O peito subia e descia irregular. O ar tinha gosto de poeira e fumaça. A cabeça latejava, um pulso teimoso dentro do crânio, como se alguém do lado de fora batesse, insistentemente, querendo entrar. Ele passou a mão pelo rosto, sentindo a barba crescida, áspera, suja. Tentou se levantar, mas o corpo cedeu, pesado demais, ou seria o chão que o puxava para baixo?

Ali, no meio da bagunça, um pedaço de papel chamava atenção. Ou ele apenas queria que chamasse? Pegou-o, com dedos trêmulos. As letras estavam borradas… ou nunca estiveram ali? Um número? Um desenho? Um símbolo? Ele apertou os olhos, tentando decifrar, mas tudo que via era um borrão, como se a tinta escorresse para dentro da própria pele do papel.

“Eu escrevi isso?

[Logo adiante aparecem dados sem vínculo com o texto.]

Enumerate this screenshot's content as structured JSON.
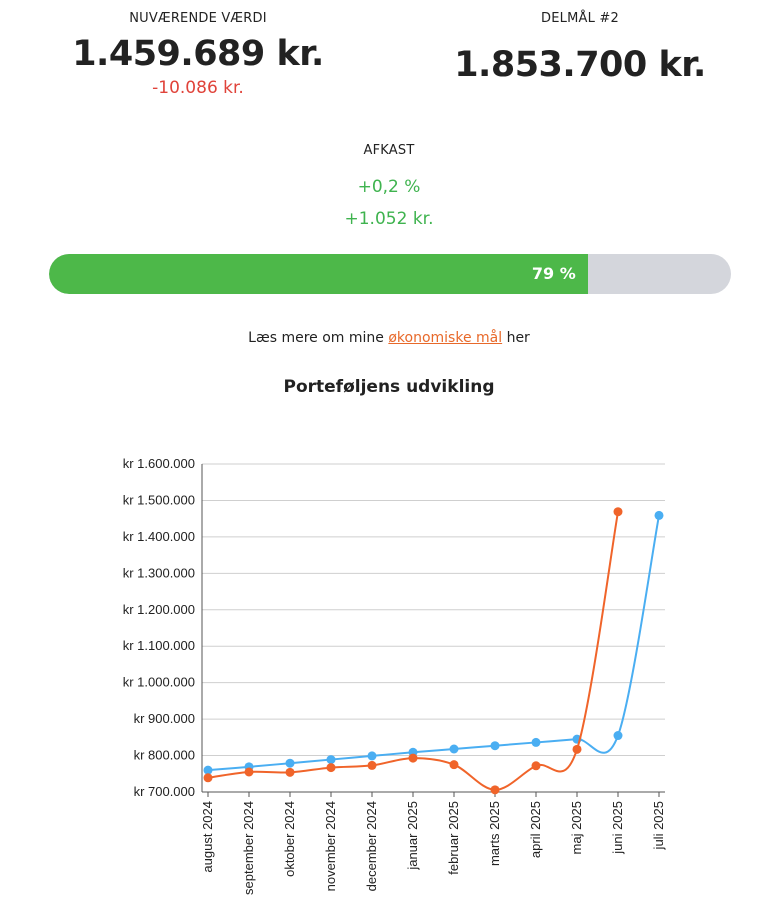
{
  "current": {
    "label": "NUVÆRENDE VÆRDI",
    "value": "1.459.689 kr.",
    "delta": "-10.086 kr."
  },
  "goal": {
    "label": "DELMÅL #2",
    "value": "1.853.700 kr."
  },
  "return": {
    "label": "AFKAST",
    "percent": "+0,2 %",
    "amount": "+1.052 kr."
  },
  "progress": {
    "percent": 79,
    "label": "79 %",
    "fill_color": "#4db849",
    "track_color": "#d4d6dc"
  },
  "readmore": {
    "before": "Læs mere om mine ",
    "link": "økonomiske mål",
    "after": " her"
  },
  "chart_title": "Porteføljens udvikling",
  "colors": {
    "blue": "#4aaef2",
    "orange": "#f0642a",
    "positive": "#3fb34f",
    "negative": "#e0433a"
  },
  "chart_data": {
    "type": "line",
    "categories": [
      "august 2024",
      "september 2024",
      "oktober 2024",
      "november 2024",
      "december 2024",
      "januar 2025",
      "februar 2025",
      "marts 2025",
      "april 2025",
      "maj 2025",
      "juni 2025",
      "juli 2025"
    ],
    "ylim": [
      700000,
      1600000
    ],
    "yticks": [
      700000,
      800000,
      900000,
      1000000,
      1100000,
      1200000,
      1300000,
      1400000,
      1500000,
      1600000
    ],
    "ytick_labels": [
      "kr 700.000",
      "kr 800.000",
      "kr 900.000",
      "kr 1.000.000",
      "kr 1.100.000",
      "kr 1.200.000",
      "kr 1.300.000",
      "kr 1.400.000",
      "kr 1.500.000",
      "kr 1.600.000"
    ],
    "grid": true,
    "series": [
      {
        "color": "#4aaef2",
        "values": [
          760000,
          769000,
          779000,
          789000,
          799000,
          809000,
          818000,
          827000,
          836000,
          845000,
          855000,
          1459000
        ]
      },
      {
        "color": "#f0642a",
        "values": [
          739000,
          755000,
          754000,
          767000,
          773000,
          793000,
          775000,
          706000,
          772000,
          817000,
          1469000,
          null
        ]
      }
    ]
  }
}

Alguém deixou aqui? Ou nunca existiu?”

Um som no corredor. Passos? Algo arrastando? Ou era só o eco das batidas do próprio coração? A porta rangia suavemente. Estava trancada? Ou sempre aberta? Ele não lembrava. Esticou a mão, hesitante, quase desejando não alcançar. Mas não alcançou.

Fechou os olhos, tentando ouvir. Um tic-tac invisível preenchia o ar. O relógio estava quebrado, ele sabia. Ou será que não? As horas se embolavam na mente, os segundos se estendiam como fios pegajosos, presos entre os dedos da memória.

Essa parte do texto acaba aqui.